The storm system battered New Orleans and suburban Baton Rouge, marking the fourth time in a year the state has been jolted by natural disasters. A string of tornadoes struck in February 2016 and four people died in widespread floods in March. Louisiana was then devastated by major flooding in August, when more than 60,000 homes were damaged or destroyed in 20 parishes, or territorial districts, marking the state's worst disaster since Hurricane Katrina in 2005.

Local residents told dramatic stories of loss and lucky escape. Dwight Powell had just parked his Lexus inside his garage to avoid hail damage when the twister struck. At least his Yukon pickup truck would be OK, he thought: It was in a friend's repair shop, 60 miles north. Then his phone rang. "The man called me this morning and said: 'Man, the tornado hit your truck,'" Powell said. That's a bad joke to tell a friend who just lost his house, he told him. But it wasn't. The truck was slammed by another tornado that hit Donaldsonville.

Powell had just finished restoring his house after buying it as blighted property. "I was about to put my house on the market for sale this Friday. This Thursday, I was going to get homeowners' and flood insurance," he said. He and an employee saw the tornado from the back door, and moved to the front. "All we heard was that train sound, WooWooWoo BOOM! In 15 seconds it was over," he said. The front of the house was intact, but "the whole back is gone. The garage is gone. The kitchen gone."
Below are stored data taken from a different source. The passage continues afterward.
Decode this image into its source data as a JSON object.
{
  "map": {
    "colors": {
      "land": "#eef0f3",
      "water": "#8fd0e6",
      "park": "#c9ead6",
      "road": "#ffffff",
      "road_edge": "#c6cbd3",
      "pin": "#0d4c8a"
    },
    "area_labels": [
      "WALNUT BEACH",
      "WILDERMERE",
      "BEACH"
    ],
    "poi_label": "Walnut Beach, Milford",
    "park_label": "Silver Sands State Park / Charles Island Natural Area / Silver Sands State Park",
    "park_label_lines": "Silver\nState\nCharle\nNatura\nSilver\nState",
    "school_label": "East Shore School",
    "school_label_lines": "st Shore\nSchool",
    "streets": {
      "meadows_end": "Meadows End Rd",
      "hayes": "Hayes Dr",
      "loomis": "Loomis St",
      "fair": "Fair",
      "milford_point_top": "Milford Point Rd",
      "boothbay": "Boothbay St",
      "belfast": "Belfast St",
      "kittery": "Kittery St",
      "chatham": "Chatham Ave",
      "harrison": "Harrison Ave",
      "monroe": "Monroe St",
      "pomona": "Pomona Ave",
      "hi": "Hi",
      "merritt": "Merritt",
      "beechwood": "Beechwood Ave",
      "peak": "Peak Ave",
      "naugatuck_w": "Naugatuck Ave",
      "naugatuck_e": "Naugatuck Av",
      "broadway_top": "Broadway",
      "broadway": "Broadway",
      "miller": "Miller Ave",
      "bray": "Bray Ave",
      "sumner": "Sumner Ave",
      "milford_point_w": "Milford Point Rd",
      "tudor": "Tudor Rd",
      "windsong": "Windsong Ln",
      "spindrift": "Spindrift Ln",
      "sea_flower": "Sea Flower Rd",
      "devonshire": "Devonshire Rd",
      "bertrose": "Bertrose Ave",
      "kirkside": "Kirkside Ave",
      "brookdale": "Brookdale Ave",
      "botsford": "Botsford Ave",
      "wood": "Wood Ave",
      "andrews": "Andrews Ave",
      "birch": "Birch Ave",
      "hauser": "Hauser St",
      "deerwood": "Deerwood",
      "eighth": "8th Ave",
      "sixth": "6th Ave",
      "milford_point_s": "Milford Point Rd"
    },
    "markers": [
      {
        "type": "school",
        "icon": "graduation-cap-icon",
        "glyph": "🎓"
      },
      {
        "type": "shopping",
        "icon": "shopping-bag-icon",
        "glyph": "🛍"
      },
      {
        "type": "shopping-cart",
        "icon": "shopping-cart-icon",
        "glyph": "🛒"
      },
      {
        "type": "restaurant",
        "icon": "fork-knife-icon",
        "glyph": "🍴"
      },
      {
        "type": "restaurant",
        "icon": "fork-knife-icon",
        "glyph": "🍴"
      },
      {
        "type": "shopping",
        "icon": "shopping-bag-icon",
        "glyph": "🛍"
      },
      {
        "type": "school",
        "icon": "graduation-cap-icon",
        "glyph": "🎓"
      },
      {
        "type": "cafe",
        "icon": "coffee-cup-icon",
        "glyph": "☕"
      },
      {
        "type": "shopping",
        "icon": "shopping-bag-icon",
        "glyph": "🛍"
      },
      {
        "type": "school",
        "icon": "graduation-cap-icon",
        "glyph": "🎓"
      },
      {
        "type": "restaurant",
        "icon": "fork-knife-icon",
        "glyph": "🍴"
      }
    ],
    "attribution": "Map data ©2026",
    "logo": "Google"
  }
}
Tornado touches down in East New Orleans causing significant damage Sam Girault via Storyful

Rocqueisha Williams lives in the same neighbourhood and was sitting on her bed when a friend called to warn her to take shelter. She said she didn't see any rain, but then she heard thunder. She grabbed a mattress and looked out her front window as she ran to the bathroom. The sky was "charcoal grey, like the world was just grey... and, running through, a strong bolt of turquoise lightning. Glass was coming toward me. It sounded like the wind and everything was chasing me," she said. "The wind was whistling, Tyoo! Tyoo! Glass was breaking out of the window I'd just looked out of." She emerged to find the bed she just left covered by shattered glass. "The Lord was on my side," she said.

Then she ran, shaking, to the nearby school where her eighth grade sons were, because "I knew if I was hit, they were also hit," she said. Eric Williams, 14, and Erin Williams, 13, were fine. Her other children, Ke'Erica Williams, 15, and Evrin Thompson, 11, were at other schools outside the tornado's path. She said pieces of walls and part of a blue door had crashed through her car windows. "Someone else's lingerie is in my front yard," she said.

Yoshekia Brown lost everything to Hurricane Katrina in 2005. Now she's lost everything again: Three-quarters of her home in eastern New Orleans collapsed. "Sister, your house is gone," her brother told her as she drove home. She didn't believe it until she saw it herself. "I lived in between two blighted properties. One of those would have been gone before my house," she said. "It's just gone. Like the movie Twister." Luckily her two-year-old son and three dogs have survived, and her home was insured. She said she's not sure what to do next, but said "something good has to come from this."

The Baton Rouge area also got hit. Ascension Parish Sheriff's spokeswoman Allison Hudson says three people suffered minor injuries and several homes and some other buildings were damaged in the historic part of Donaldsonville, about 20 miles south-west of the capital.